SAN FRANCISCO (Reuters) - The Archdiocese of Los Angeles said on Sunday it would pay people who were sexually abused by priests as children a record $660 million, although some victims regretted it meant church leaders would not face questioning in court.
Facing trial on Monday over abuse allegations dating as far back as the 1940s, the Archdiocese agreed to pay 508 victims the largest-ever group settlement.
The deal was the latest chapter in a clergy abuse scandal that has rocked the Roman Catholic Church worldwide, damaging its moral standing and forcing five U.S. diocese to seek bankruptcy protection.
“I have a mixed reaction,” said Steve Sanchez, 47, one of 12 victims who had been scheduled to go to trial.
“There’s a group of victims who have been fighting this publicly and ready to take on the church publicly, probably a handful...,” he said. “At the same time there is a large group of victims who did not want to go through with the process, being in the public.”
Sanchez, a financial planner, said he and his brother were abused by Los Angeles priest Clinton Hagenbach, who died in 1987.
Nurse Mary Ferrell, 59, who was abused as a girl starting in the late 1950s, also spoke of mixed emotions.
“I appreciate the size of it because I think it shows the culpability and guilt of the Catholic Church,” she said. “It will change my life in that my life will become easier financially but I don’t think that it is going to cure all the pain and suffering.”
Tod Tamberg, a spokesman for the Los Angeles archdiocese, said Cardinal Roger Mahony would be in court on Monday as attorneys seek the judges’ approval of the settlement.
Individual victims will receive between $100,000 and $4 million each, said plaintiff attorney Ray Boucher. A lawyer for the church said a third to half of settlements typically goes to plaintiffs’ attorneys as compensation in contingency cases, although the lawyers declined to discuss their fees.
The Roman Catholic Church, in which priests take a vow of celibacy, has faced abuse allegations worldwide over the past decade. Victims have alleged that church leaders often knew of abuse but did not do enough to stop it.
Some U.S. diocese have reached financial settlements with victims. The Archdiocese of Boston, where the U.S. scandal erupted in 2002, reached a 2003 deal for 550 people worth $85 million. But victims have had special leverage in California because state legislators authorized an exception to the statute of limitations for old abuse complaints.
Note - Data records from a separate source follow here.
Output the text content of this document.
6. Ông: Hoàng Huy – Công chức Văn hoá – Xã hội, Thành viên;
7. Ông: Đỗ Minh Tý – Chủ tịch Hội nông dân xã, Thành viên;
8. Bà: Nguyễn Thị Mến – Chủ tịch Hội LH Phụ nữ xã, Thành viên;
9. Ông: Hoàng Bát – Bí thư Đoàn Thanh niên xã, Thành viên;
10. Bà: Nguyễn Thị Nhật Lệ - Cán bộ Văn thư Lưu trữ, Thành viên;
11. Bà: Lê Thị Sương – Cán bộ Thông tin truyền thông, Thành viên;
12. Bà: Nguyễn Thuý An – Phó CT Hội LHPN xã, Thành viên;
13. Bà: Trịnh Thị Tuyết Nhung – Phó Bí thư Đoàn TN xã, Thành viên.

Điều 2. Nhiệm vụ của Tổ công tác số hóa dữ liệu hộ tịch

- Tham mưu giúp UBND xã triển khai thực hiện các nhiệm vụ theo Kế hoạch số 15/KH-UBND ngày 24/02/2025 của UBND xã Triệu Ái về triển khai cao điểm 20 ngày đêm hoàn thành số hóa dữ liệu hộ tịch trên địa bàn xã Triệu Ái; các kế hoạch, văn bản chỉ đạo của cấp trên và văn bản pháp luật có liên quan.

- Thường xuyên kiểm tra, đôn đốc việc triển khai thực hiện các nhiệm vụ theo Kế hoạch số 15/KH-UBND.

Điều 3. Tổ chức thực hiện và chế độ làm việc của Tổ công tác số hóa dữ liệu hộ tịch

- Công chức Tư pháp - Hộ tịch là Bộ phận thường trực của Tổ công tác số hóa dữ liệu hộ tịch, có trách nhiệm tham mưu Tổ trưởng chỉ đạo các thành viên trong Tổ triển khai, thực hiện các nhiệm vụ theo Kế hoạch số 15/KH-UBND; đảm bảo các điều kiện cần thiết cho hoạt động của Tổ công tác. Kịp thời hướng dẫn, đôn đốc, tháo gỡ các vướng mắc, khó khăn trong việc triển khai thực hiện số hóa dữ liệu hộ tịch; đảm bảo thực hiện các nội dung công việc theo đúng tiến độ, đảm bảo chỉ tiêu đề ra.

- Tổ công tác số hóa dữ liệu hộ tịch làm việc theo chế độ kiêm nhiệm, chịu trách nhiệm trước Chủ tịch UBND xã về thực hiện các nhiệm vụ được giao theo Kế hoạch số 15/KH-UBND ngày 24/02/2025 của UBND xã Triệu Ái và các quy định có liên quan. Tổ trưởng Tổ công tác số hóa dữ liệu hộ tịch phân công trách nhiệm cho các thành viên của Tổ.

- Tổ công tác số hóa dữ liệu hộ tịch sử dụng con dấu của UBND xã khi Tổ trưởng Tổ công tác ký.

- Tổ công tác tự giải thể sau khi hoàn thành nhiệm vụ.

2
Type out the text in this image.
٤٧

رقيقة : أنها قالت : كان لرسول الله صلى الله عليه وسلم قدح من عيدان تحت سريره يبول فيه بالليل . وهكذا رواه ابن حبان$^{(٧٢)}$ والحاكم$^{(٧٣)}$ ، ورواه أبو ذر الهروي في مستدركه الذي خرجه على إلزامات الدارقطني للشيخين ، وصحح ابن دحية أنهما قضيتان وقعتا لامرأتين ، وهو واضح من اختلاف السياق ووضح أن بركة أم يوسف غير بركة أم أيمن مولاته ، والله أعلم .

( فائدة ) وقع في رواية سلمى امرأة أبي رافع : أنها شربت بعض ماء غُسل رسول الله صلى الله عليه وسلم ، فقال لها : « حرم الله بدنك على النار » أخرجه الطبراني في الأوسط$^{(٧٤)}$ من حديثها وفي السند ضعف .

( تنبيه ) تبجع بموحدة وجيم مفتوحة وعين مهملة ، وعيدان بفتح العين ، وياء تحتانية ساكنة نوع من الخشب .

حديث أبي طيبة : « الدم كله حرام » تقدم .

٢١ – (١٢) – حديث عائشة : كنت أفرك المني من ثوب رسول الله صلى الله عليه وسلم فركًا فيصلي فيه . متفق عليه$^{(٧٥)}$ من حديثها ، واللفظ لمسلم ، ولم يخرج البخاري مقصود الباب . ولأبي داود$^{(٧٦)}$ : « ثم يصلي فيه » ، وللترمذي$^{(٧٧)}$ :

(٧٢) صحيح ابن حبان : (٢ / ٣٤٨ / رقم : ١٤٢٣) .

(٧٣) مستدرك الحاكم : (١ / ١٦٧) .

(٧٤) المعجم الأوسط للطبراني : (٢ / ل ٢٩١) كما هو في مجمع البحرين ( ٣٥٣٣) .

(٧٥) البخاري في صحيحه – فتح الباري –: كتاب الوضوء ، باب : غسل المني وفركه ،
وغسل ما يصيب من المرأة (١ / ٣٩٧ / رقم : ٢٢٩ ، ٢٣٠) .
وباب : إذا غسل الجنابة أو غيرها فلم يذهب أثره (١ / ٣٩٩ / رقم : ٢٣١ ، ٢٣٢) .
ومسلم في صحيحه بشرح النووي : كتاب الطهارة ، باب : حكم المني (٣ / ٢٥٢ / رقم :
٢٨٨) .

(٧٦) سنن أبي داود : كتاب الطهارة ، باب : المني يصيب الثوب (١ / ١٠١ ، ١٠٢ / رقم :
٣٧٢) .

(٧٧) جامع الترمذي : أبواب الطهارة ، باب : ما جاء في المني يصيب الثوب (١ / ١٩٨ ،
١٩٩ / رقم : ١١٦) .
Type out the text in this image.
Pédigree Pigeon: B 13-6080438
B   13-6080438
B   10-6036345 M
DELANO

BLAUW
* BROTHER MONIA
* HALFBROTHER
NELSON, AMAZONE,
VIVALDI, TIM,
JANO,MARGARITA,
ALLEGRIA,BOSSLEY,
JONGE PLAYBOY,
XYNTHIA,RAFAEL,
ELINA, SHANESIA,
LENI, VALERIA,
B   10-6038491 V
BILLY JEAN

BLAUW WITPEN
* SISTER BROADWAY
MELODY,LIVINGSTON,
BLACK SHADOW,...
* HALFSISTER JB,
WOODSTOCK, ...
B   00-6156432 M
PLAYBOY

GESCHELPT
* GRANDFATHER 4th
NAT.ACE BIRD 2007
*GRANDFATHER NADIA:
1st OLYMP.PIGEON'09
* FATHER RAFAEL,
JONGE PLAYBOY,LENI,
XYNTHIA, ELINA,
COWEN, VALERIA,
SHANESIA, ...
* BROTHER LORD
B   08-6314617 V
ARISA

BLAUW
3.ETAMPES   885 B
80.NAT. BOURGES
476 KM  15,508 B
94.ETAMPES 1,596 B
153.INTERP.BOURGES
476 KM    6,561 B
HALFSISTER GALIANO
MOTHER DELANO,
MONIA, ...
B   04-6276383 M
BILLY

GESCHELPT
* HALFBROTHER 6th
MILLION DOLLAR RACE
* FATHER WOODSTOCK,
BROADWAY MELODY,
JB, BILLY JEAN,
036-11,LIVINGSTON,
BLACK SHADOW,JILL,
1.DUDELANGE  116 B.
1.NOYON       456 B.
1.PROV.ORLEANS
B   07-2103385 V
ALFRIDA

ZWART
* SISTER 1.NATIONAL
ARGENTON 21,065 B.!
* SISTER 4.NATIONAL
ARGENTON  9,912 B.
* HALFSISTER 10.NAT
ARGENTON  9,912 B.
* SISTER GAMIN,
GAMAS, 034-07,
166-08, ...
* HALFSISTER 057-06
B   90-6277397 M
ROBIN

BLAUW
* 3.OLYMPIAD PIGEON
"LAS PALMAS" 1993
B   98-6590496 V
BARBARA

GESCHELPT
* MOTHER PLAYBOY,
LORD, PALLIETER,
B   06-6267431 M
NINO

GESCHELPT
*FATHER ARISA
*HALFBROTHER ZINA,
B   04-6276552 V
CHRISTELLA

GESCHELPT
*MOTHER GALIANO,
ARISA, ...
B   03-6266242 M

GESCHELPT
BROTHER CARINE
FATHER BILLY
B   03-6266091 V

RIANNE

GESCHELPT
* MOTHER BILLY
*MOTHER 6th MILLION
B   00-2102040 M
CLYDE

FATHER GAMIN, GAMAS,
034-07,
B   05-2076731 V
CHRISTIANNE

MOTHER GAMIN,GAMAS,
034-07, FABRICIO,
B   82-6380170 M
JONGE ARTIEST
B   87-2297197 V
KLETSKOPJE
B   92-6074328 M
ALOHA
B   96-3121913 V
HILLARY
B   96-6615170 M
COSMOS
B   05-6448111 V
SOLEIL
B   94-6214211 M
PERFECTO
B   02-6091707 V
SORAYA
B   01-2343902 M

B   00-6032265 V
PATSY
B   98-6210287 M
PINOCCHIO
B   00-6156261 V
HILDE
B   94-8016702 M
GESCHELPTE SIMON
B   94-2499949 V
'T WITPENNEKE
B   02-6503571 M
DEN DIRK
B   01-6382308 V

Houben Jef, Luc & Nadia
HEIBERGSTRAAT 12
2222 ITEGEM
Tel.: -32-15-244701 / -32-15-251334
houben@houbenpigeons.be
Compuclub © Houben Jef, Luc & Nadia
The Los Angeles cases have cast a spotlight on Mahony, one of the most prominent U.S. Catholic leaders. Victims allege he did not deal properly with complaints of abuse against priests, and the settlement spares him difficult questions in court.
“Cardinal Mahony and other church leaders would have had to take the witness stand under oath and tell the truth about how much they knew and how little they did with that knowledge to protect the children,” said Barbara Blaine, founder of the Survivors Network of those Abused by Priests.
“What we would have seen is the horrors with the reality that hundreds of children were sexually assaulted, raped, sodomized by priests when the leadership of the church knew.”
J. Michael Hennigan, attorney for the Archdiocese of Los Angeles, said the church would fund about $250 million of the $660 million settlement. The rest will come from insurers including Chubb, AIG, Allianz and Fireman’s Fund with whom the church holds general liability policies as well as several Catholic religious orders.
Hennigan expects payments by the end of the year, with the church selling nonessential real estate assets, including the Los Angeles Archdiocese headquarters, to raise the funds.
If the Archdiocese meets that schedule, the payments will come ahead of a 2008 trip by Pope Benedict to the United States announced on Sunday.